Notre société se féminise. Cela on le présentait déjà depuis le recensement général de la population de 2004 qui a constaté une égalité parfaite à 2 personnes près sur une population totale de 9.910.872 habitants. Le recensement de 2014 confirmera cette tendance, ainsi que les différentes projections de la population tunisienne effectuées par l'Institut national de la statistique (INS). Notre élite se féminise aussi. De plus en plus. N'est-ce d'ailleurs pas par ce prisme qu'il conviendrait de lire le Rapport de la Colibe (Commission des libertés individuelles et l'égalité). L'égalité n'est pas un souhait, c'est une exigence éthique. Au regard de la tendance constatée, elle se réalisera inexorablement. Le Rapport de la Colibe ne fait qu'anticiper le mouvement en recommandant d'accorder dès aujourd'hui des droits qui seront inévitablement acquis – arrachés ou imposés ? - demain.
Il serait judicieux et nécessaire d'adopter une telle démarche car elle est fondamentale pour le progrès et le bien-être futur du pays. Il ne faut surtout pas s'en cacher, le plus important défi qui se posera au pays au cours des prochaines années reviendra à répondre à la question de la place de la Tunisienne dans la société et de sa contribution au développement socioéconomique du pays. Aujourd'hui, alors que plusieurs activités se féminisent de plus en plus, le journalisme en est une éclatante illustration mais pas seulement, la présence de femmes à des postes de responsabilités ou de décisions dans les hautes sphères de la politique, des affaires ou de la culture demeure anormalement faible alors que plus que jamais auparavant elles affichent des niveaux de qualifications aussi prodigieux.
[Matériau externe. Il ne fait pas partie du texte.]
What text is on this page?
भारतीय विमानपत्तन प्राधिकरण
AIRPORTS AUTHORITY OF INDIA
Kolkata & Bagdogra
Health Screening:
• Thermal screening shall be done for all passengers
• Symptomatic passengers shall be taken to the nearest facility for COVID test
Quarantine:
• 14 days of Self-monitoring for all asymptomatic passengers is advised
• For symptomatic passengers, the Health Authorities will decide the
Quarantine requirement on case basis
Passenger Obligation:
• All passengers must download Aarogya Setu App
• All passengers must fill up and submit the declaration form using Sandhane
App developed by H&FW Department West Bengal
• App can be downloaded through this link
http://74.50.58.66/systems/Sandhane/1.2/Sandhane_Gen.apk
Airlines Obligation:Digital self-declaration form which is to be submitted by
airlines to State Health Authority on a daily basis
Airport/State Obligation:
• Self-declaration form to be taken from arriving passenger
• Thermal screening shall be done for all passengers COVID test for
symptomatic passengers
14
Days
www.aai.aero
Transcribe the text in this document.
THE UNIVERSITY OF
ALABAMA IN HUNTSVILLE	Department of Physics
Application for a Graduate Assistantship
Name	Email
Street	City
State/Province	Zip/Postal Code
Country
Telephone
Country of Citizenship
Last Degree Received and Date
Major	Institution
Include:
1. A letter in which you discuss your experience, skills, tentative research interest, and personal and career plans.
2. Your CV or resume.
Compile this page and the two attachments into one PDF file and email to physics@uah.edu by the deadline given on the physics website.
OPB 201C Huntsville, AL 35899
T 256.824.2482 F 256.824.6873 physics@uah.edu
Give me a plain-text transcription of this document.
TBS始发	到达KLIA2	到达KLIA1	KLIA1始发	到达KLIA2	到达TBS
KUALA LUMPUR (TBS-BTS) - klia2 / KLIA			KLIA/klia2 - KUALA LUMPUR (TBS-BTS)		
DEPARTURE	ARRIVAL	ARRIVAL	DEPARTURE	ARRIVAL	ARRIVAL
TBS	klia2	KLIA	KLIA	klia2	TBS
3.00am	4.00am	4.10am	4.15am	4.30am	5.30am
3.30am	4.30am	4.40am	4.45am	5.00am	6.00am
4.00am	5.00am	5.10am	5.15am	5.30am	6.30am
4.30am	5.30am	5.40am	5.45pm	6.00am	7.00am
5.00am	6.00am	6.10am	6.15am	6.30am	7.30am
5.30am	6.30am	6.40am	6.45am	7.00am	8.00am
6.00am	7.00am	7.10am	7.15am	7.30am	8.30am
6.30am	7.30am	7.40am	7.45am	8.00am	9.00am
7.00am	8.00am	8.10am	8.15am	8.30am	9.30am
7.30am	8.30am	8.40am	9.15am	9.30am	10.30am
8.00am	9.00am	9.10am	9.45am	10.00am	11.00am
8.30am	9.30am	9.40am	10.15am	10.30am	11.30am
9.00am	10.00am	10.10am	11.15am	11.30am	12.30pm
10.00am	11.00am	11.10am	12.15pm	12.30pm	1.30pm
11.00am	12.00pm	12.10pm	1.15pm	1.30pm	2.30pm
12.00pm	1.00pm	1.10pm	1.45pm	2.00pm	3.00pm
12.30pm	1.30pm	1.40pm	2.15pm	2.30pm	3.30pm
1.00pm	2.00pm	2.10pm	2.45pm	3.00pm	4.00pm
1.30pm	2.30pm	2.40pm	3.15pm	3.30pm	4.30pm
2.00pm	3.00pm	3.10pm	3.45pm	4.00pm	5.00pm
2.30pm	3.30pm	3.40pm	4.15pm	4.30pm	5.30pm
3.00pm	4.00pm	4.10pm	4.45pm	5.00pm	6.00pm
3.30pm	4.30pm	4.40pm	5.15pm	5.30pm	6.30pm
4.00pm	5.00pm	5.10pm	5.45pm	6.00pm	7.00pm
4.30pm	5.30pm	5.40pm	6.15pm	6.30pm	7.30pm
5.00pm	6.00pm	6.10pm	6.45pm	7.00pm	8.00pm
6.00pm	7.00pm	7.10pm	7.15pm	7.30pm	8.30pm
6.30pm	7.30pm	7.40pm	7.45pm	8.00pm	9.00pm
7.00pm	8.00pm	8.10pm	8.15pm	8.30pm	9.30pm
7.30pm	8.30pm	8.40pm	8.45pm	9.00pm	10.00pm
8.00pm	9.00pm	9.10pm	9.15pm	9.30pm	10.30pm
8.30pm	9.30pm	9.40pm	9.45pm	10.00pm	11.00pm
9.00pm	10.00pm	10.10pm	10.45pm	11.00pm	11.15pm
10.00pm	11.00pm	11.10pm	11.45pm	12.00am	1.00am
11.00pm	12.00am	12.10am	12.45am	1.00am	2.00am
Le taux d'activité des femmes dépasse à peine 26% alors que celui des hommes atteint allégrement les 70%. Le taux de chômage des femmes diplômées de l'enseignement supérieur demeure toujours le double de celui des hommes. Même si le taux de chômage des diplômés diminue, cela profite plus aux hommes qu'aux femmes.
A l'approche du 13 août qui célèbre la Journée nationale de la femme, assistera-t-on à des initiatives spectaculaires, historiques, qui consacrent réellement le rôle de la femme dans l'émancipation de la société tunisienne vers plus de progrès et de modernité? A cet égard, la problématique de l'héritage mérite d'être globalement revisitée, du père au conjoint et aux enfants et inversement, mais aussi de la mère au conjoint et enfants et également d'un défunt marié à son ascendance et sa descendance.